Fulton County Superior Court Judge Henry Newkirk rejected the request by Balfour's lawyers to dismiss the grand jury indictment on felony charges of making a false certificate, theft by taking and a count of false statement and writing.
The trial is set to begin Dec. 16.
Balfour has been under legal scrutiny for payments that he received for his work in the General Assembly. Defense lawyer William Hill has said his client believes he's being unfairly targeted for inadvertent mistakes.
At a court hearing on Friday, Hill argued that the state's prosecution of Balfour is unconstitutional because it violates the concept of separation of powers. He added that the state's September indictment of his client violates the exclusive authority of the Senate to discipline its members for misdeeds associated with their official duties.
Greg Lohmeier, a lawyer for the state, countered that separation of powers doesn't exclude the attorney general's office from following through on its duty to prosecute wrongdoing and that the provision in the state constitution that allows the Senate to punish its members doesn't exclude them from prosecution.
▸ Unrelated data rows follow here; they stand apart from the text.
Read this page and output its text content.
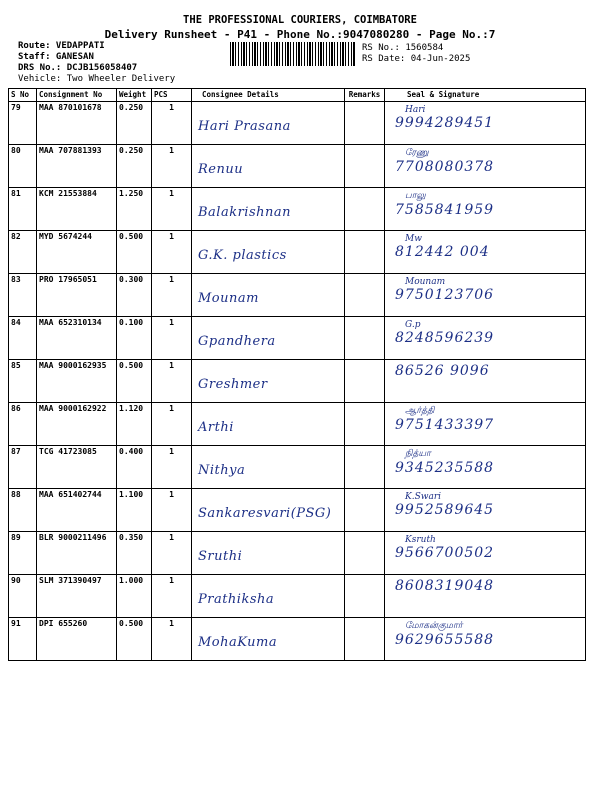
THE PROFESSIONAL COURIERS, COIMBATORE
Delivery Runsheet - P41 - Phone No.:9047080280 - Page No.:7
Route: VEDAPPATI
Staff: GANESAN
DRS No.: DCJB156058407
Vehicle: Two Wheeler Delivery
RS No.: 1560584
RS Date: 04-Jun-2025
S No	Consignment No	Weight	PCS	Consignee Details	Remarks	Seal & Signature
79	MAA 870101678	0.250	1	Hari Prasana		Hari
9994289451

80	MAA 707881393	0.250	1	Renuu		ரேணு
7708080378

81	KCM 21553884	1.250	1	Balakrishnan		பாலு
7585841959

82	MYD 5674244	0.500	1	G.K. plastics		Mw
812442 004

83	PRO 17965051	0.300	1	Mounam		Mounam
9750123706

84	MAA 652310134	0.100	1	Gpandhera		G.p
8248596239

85	MAA 9000162935	0.500	1	Greshmer		86526 9096

86	MAA 9000162922	1.120	1	Arthi		ஆர்த்தி
9751433397

87	TCG 41723085	0.400	1	Nithya		நித்யா
9345235588

88	MAA 651402744	1.100	1	Sankaresvari(PSG)		K.Swari
9952589645

89	BLR 9000211496	0.350	1	Sruthi		Ksruth
9566700502

90	SLM 371390497	1.000	1	Prathiksha		8608319048

91	DPI 655260	0.500	1	MohaKuma		மோகன்குமார்
9629655588
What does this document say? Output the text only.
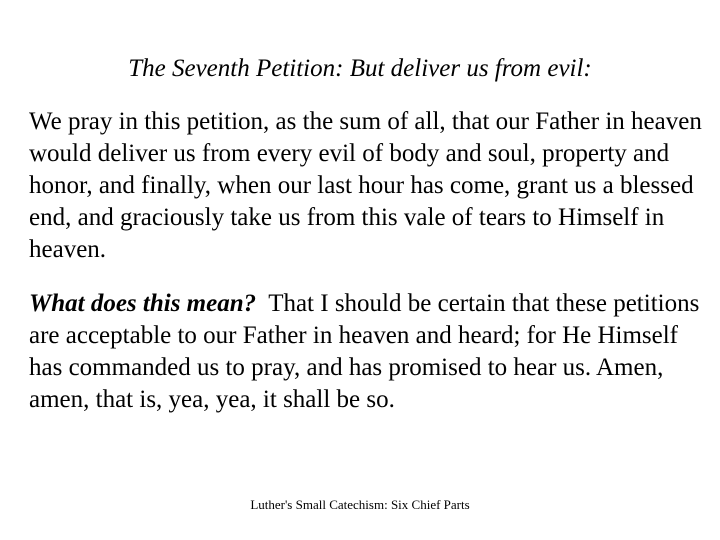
The Seventh Petition: But deliver us from evil:

We pray in this petition, as the sum of all, that our Father in heaven would deliver us from every evil of body and soul, property and honor, and finally, when our last hour has come, grant us a blessed end, and graciously take us from this vale of tears to Himself in heaven.

What does this mean? That I should be certain that these petitions are acceptable to our Father in heaven and heard; for He Himself has commanded us to pray, and has promised to hear us. Amen, amen, that is, yea, yea, it shall be so.

Luther's Small Catechism: Six Chief Parts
Balfour previously agreed to pay a $5,000 fine issued by the Senate Ethics Committee for accepting pay for in-state work and travel on days when he was elsewhere. Lawmakers can only claim that pay if they are conducting official business inside Georgia. They can collect expenses while traveling outside the state if they are part of an approved delegation.
Gov. Nathan Deal last month signed an order suspending Balfour. The Senate Republican leadership reacted swiftly, removing him from his committee leadership positions and suspending him from the Senate Republican Caucus.